I use music to pace myself… all kinds… when I don't play music I get lost in what ever I am doing and forget to do other important things. But for me the weirder, the more harsh, the more unusually beautiful, outdated unknowns and the cutting edges are always my kind of music. I come to the shop to tune out the world and make things… LJs is my only distraction I really allow.. though.. it was almost forbidden by those who love me a few weeks ago… thank you LJs. Currently I am loving Skinny Puppy and Pound of Flesh… but my favorite song right now is…

Tatterdemalion Stomp


----------



## Cosmicsniper (Oct 2, 2009)

I keep my old iPhone running with an docking speaker system. It's not loud enough, especially with the fan on, so I will likely build a fixture for my 30 yr. old component stereo system.

I keep a playlist of favorites running. That might include Rush, America, Jim Croce, Elton John, Boston, Gordon Lightfoot, and even Lou Rawls. Classics are good.


----------



## 47phord (Apr 10, 2012)

Depends on my mood. My current 'shop' ipod playlist includes 'Stand Up' by The Prodigy and 'Cascade' by Hyper and a couple songs by Parov Stelar. But I have been known to play stuff including Boston, Masters of Reality, Fatboy Slim, Alice in Chains and STP. I've even busted out the Disco on occasion (can't believe I just admitted that) and the surf-guitar stuff from the 60's (Dick Dale kicks ass!). Basically, my philosophy is: "as long as it has a beat and you can wood-work to it."


----------



## TerryDowning (Aug 8, 2012)

Usually with the machines (whatever power tool and shop vac)running and hearing protection inplace, any music is drowned out, so I don't usually listen to music in the shop.


----------



## Tennessee (Jul 8, 2011)

Got one of those construction radios, and hooked my MP3 player to it. I think it is a Bosch. The woofer can drive right through most of my machinery and fans. Especially the AC-DC and other Classic Rock I listen to.


----------



## whitebeast88 (May 27, 2012)

classic country if i can tune it in.mostly 75% of the time i don't listen any partially cause i forget to turn it on.


----------



## MT_Stringer (Jul 21, 2009)

I have a Samsung Tab hooked up to a Pyle amplifier with a couple of bookshelf speakers leftover from many years ago. Playing the tunes in a one car garage, I can overpower any and everything, 'cept the missus! :-(

So, I have thousands of mp3 songs…everything from oldies from the 50-60's , classic country, today's country, classic rock, party music, and so on.
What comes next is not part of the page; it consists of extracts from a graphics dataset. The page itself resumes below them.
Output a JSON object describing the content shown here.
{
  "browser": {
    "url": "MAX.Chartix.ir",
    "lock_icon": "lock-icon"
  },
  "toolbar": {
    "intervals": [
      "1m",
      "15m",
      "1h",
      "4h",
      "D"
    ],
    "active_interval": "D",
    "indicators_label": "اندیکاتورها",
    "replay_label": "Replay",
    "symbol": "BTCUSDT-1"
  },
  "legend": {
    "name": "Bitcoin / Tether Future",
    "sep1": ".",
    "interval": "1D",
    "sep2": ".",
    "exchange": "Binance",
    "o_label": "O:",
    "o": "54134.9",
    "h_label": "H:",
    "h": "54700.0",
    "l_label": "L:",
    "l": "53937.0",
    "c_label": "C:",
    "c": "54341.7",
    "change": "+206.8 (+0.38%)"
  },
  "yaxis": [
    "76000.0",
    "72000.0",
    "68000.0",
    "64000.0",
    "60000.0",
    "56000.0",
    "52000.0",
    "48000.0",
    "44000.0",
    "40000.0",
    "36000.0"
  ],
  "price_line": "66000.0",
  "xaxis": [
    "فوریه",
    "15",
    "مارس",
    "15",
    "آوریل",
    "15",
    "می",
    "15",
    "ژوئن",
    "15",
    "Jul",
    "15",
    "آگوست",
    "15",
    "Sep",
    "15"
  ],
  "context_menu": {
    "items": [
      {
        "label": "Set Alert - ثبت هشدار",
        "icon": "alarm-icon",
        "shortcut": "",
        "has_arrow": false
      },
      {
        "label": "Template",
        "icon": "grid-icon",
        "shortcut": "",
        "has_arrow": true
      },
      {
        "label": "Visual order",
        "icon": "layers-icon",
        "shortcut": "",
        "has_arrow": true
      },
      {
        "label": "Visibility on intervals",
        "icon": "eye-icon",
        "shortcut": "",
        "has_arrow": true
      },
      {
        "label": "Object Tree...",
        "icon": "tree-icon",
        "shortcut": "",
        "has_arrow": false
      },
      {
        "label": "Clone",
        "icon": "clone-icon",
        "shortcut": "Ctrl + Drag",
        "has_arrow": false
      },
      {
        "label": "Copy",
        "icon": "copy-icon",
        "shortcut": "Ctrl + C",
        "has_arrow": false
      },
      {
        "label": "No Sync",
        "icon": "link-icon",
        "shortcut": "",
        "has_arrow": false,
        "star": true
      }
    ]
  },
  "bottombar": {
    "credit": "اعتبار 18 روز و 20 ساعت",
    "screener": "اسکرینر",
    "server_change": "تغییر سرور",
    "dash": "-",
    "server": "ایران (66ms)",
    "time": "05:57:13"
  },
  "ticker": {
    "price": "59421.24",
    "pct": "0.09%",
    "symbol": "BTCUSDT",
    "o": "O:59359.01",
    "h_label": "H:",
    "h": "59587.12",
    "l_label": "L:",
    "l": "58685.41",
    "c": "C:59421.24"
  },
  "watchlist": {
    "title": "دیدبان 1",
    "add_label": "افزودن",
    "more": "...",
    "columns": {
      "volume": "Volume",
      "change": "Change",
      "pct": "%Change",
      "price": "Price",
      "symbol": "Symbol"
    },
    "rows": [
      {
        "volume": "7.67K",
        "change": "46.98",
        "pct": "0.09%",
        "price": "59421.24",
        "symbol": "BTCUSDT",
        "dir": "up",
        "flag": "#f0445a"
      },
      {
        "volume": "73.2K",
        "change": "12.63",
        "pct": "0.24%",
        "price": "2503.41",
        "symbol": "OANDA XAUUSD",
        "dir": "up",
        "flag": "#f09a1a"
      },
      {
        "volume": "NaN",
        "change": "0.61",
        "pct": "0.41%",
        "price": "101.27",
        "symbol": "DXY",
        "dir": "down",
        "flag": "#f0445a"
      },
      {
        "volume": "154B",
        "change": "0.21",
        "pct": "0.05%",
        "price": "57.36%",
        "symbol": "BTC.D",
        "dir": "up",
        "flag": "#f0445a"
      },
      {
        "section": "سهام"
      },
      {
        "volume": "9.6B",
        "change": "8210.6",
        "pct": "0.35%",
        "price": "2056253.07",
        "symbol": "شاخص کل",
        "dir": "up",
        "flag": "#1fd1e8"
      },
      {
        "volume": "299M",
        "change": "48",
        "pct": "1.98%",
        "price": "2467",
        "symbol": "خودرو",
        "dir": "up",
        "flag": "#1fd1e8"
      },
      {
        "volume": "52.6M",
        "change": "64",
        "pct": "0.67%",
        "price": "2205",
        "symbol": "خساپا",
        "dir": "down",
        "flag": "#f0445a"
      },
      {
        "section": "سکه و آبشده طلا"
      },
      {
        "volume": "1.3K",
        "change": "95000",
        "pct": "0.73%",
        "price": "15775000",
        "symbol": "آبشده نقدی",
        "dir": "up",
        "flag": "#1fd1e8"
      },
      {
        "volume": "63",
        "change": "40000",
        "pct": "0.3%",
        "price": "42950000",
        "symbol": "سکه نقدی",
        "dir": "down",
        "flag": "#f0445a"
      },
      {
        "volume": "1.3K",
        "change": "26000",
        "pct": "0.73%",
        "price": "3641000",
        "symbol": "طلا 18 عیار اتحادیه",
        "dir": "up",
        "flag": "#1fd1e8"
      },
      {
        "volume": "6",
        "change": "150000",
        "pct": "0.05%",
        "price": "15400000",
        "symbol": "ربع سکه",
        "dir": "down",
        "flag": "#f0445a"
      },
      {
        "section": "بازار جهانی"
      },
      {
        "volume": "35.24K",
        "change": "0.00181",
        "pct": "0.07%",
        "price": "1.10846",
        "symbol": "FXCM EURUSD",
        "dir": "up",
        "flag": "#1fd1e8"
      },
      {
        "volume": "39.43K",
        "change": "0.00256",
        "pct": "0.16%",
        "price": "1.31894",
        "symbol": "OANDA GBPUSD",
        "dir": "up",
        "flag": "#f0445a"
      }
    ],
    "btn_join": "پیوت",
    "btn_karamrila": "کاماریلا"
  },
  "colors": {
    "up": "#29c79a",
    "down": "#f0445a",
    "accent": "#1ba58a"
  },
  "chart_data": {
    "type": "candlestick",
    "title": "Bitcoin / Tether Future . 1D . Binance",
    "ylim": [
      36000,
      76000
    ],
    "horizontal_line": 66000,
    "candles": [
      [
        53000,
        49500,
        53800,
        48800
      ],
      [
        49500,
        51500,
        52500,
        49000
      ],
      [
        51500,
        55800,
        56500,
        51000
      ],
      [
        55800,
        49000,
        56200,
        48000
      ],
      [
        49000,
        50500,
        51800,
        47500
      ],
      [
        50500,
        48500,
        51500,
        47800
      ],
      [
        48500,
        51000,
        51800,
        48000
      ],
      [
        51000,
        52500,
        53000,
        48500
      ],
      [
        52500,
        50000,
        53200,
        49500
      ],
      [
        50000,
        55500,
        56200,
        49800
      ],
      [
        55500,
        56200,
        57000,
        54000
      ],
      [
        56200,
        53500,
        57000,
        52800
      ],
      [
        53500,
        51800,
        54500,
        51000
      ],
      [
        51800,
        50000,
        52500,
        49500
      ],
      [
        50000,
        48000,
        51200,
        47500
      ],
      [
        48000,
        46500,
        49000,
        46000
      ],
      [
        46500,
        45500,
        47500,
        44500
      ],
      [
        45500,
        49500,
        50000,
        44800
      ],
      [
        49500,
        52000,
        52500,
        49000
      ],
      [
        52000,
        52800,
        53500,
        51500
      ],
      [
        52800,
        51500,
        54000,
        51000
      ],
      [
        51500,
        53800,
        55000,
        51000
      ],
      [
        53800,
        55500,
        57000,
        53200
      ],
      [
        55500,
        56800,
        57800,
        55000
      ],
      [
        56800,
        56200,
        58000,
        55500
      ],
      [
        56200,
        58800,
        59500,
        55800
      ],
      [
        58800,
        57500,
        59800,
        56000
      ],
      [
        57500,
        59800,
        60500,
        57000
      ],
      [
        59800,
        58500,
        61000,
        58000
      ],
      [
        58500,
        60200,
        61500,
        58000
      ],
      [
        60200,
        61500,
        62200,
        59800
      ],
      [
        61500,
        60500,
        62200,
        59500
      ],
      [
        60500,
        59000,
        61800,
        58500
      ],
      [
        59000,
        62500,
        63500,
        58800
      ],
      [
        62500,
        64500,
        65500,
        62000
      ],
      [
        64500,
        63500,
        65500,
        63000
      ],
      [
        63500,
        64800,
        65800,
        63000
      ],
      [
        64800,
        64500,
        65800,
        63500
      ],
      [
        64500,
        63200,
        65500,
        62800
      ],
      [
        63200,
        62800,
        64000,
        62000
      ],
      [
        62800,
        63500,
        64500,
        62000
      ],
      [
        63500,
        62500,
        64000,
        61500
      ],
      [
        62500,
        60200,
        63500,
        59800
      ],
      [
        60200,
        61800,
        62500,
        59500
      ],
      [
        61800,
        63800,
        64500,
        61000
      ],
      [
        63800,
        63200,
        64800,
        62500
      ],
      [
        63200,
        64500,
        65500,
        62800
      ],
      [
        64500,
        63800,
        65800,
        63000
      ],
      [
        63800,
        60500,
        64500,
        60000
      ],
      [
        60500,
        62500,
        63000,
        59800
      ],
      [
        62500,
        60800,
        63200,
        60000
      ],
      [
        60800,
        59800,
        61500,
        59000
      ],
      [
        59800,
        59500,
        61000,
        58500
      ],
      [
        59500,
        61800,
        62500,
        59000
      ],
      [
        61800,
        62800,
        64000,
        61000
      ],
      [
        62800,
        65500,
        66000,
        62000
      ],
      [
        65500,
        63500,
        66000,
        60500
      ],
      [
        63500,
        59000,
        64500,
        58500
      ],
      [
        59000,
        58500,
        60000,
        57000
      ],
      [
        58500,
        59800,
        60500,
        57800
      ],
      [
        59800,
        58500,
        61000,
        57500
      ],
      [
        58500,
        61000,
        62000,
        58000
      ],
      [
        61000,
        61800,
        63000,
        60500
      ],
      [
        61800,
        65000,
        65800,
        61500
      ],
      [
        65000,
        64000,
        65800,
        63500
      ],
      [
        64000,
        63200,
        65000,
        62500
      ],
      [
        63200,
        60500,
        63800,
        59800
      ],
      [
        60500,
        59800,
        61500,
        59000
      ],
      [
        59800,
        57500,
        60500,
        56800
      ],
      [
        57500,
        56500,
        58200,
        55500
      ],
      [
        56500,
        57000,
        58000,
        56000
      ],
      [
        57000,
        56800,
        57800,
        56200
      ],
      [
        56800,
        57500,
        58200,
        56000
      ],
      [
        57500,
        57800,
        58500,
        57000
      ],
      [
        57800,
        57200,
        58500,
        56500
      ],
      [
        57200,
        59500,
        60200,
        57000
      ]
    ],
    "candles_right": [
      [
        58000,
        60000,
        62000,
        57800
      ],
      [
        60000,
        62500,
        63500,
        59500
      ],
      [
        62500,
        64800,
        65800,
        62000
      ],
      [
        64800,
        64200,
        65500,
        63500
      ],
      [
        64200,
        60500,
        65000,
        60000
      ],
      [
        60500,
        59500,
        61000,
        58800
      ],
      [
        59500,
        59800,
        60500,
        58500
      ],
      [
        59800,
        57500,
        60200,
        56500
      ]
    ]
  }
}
When I want a change, I fire up iHeart radio via our wi-fi. Lots of oldies and country stations to listen to.


----------



## MR_Cole (Jun 1, 2012)

I have 6 different speakers (random garage sale finds) and a little receiver meant for only 2 speakers powers it. Surprisingly, it sounds pretty good and gets very loud. I use my 1st ipod touch as a dedicated pandora machine.

I love andy grammar, steely dan and i'm embarrassed to admit, Murs


----------



## cutworm (Oct 2, 2010)

Bob Marley here.


----------



## knotheadswoodshed (Jun 14, 2012)

the dogs barking and the wife bitching at me….oops, did I say that out loud?

that's not really true…the dogs dont bark that much


----------



## lumberjoe (Mar 30, 2012)

as a true nerd, I have a "shop laptop" that goes through my Spotify playlist of nearly 2000 songs. It's hooked to an older sony receiver powering some infinity reference series bookshelf speakers hanging from the rafters and a polk audio sub. The receiver is in a vented plexiglass case with positive pressure to keep a lot of the dust out of it. I just have 2 PC fans with nylons over them as filters blowing through the receiver from the bottom. They are wired together and plugged into the switched outlet on the back of the receiver.

I have extremely eclectic musical tastes, but here was some of today's artists played in the shop. Also if you like music a lot, Spotify is a great deal.

Silversun Pickups
We Were Promised Jetpacks
Citizen Cope
O.A.R.
Crosby Stills and Nash 
Edward Sharpe and the Magnetic Zero
Alex Ebert
Gorilliaz
The Avett Brothers
John Butler Trio


----------



## Gatorjim (May 12, 2012)

I have a 35 year old boom box that still works good.


----------